If You Wanted, You Could Live on Homecoming’s Set
During prep for his new series, Universal—which is co-producing the show under the Universal Cable banner—was constructing a new soundstage on their Southern California lot. Esmail decided to take advantage. “Because I’m a crazy person, I wanted to build this two-story facility that’s the centerpiece of the Homecoming story on that soundstage and we just lucked out that the minute they finished construction we were able to move in,” he says, referring to the massive Homecoming transitional facility where much of the show takes place. “Anastasia White, my production designer, built this crazy, very detailed set, down to the door handles. The reason why I wanted that was I really wanted to control how we can place the camera, move the camera around, because it becomes a huge character in the whole story. Most of the time when you go to a sound stage or a set like that, you know, you turn a corner and if nothing’s there you open the door, it’s not a room, it’s empty. But we really went all went all for it. I remember thinking, I think the crew even said this, we could all just crash there because there are bedrooms and running water.”

Sam Esmail Is No Longer Listening to Homecoming
It’s hard, when adapting something, to find the balance between remaining steadfast to the source material and creating something fresh. So after he set about making Homecoming, Esmail stopped playing Homecoming. “Honestly, only the first season of the podcast had been out when we were adapting it to TV,” he says. “I didn’t even listen to the second season because I wanted to stay focused on our characters and our world in the first season and that’s where we kind of diverged from the podcast and really created our own sort of story that kind of completes Heidi’s journey for the first season.”

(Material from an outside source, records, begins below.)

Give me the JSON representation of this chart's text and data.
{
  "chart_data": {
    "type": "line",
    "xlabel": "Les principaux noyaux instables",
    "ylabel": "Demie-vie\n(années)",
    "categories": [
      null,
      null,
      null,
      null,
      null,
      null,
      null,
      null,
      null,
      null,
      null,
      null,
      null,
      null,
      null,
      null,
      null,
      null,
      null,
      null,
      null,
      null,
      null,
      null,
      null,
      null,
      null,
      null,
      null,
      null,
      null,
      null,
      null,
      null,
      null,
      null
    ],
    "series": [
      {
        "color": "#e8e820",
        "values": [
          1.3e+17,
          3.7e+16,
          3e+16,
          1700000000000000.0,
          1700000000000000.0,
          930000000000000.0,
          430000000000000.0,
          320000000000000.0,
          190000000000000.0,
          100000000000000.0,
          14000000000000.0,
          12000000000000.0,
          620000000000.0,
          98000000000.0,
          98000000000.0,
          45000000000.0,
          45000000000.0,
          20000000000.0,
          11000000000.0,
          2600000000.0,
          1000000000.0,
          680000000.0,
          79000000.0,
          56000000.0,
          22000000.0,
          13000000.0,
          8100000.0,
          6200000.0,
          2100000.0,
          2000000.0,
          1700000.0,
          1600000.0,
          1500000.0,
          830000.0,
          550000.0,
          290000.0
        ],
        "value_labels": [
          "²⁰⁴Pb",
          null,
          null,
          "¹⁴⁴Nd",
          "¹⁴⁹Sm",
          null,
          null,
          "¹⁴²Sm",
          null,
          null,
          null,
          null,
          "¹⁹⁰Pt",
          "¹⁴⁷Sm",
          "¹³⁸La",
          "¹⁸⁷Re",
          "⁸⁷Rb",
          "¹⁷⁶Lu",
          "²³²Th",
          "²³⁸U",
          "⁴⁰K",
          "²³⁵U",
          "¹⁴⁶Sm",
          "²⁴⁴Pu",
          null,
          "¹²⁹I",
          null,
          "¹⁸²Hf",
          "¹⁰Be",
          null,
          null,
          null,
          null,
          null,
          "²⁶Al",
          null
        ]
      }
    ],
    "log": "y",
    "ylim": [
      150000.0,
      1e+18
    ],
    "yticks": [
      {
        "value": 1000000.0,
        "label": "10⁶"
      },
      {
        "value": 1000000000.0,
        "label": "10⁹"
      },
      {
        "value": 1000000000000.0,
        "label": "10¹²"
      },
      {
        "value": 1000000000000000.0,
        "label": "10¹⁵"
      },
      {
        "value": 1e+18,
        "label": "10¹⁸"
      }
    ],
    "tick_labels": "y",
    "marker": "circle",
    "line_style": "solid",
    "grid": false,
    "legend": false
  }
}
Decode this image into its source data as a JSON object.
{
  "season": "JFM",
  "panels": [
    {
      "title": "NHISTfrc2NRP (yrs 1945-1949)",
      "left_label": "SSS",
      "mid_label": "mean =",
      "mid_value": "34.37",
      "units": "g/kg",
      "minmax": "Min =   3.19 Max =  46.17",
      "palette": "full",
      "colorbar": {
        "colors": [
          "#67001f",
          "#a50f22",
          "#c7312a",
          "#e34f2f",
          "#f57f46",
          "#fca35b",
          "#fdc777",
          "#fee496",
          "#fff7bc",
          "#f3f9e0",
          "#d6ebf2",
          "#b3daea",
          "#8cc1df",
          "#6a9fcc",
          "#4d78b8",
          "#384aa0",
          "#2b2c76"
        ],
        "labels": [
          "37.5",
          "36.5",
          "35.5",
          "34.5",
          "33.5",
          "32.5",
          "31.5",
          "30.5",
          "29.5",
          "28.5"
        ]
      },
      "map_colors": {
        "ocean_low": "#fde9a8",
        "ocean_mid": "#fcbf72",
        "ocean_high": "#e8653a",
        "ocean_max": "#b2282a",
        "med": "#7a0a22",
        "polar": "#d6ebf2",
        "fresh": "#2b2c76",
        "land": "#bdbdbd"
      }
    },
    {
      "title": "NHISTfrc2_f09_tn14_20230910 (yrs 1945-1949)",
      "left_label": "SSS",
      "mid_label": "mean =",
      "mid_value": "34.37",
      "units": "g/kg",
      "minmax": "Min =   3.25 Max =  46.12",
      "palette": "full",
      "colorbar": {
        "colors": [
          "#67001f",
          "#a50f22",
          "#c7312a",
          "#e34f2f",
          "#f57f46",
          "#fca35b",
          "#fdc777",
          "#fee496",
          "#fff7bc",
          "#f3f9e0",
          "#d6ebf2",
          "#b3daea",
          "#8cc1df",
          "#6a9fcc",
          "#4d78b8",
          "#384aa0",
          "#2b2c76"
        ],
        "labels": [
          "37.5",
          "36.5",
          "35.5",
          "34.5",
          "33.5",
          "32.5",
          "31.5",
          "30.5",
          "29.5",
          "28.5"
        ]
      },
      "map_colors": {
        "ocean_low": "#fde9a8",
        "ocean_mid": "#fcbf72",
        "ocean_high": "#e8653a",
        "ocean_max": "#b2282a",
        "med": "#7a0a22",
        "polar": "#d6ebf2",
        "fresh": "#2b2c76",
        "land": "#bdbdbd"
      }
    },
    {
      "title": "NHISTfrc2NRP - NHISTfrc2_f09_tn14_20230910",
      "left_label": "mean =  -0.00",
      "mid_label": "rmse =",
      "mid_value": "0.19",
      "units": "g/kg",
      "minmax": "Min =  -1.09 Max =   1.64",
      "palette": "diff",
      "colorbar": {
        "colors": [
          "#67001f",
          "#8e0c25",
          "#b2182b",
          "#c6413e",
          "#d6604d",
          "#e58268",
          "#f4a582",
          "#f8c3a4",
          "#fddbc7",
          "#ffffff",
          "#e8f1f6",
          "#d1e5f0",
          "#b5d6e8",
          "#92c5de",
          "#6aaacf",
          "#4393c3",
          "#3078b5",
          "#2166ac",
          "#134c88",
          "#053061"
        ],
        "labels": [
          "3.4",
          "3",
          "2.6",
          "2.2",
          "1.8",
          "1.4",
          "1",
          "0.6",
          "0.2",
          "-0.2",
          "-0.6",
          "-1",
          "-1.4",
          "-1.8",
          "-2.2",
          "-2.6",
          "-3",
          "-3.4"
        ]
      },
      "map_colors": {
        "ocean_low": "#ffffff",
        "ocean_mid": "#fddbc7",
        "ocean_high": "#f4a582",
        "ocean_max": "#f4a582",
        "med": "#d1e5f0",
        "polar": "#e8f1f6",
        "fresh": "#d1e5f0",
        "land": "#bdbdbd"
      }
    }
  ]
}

Listen Closely to Homecoming and It Feels Like Eavesdropping
Esmail may have had a whole screen to work with, but he still wants the sound of his TV show to have that sense that you’ve tapped into a call. “Even though we’re in the visual medium, it was interesting to continue to play with sound design,” he says. “One thing that we do, I wanted to keep the phone calls between Heidi and Colin, but I wanted that kind of feeling of surveillance the way they had in the podcast. Now when you watch those scenes, even though you may see Heidi and Colin, you’ll always hear it filtered as if someone’s eavesdropping. That’s something I borrowed from one of my favorite films from the ’70s: The Conversation.”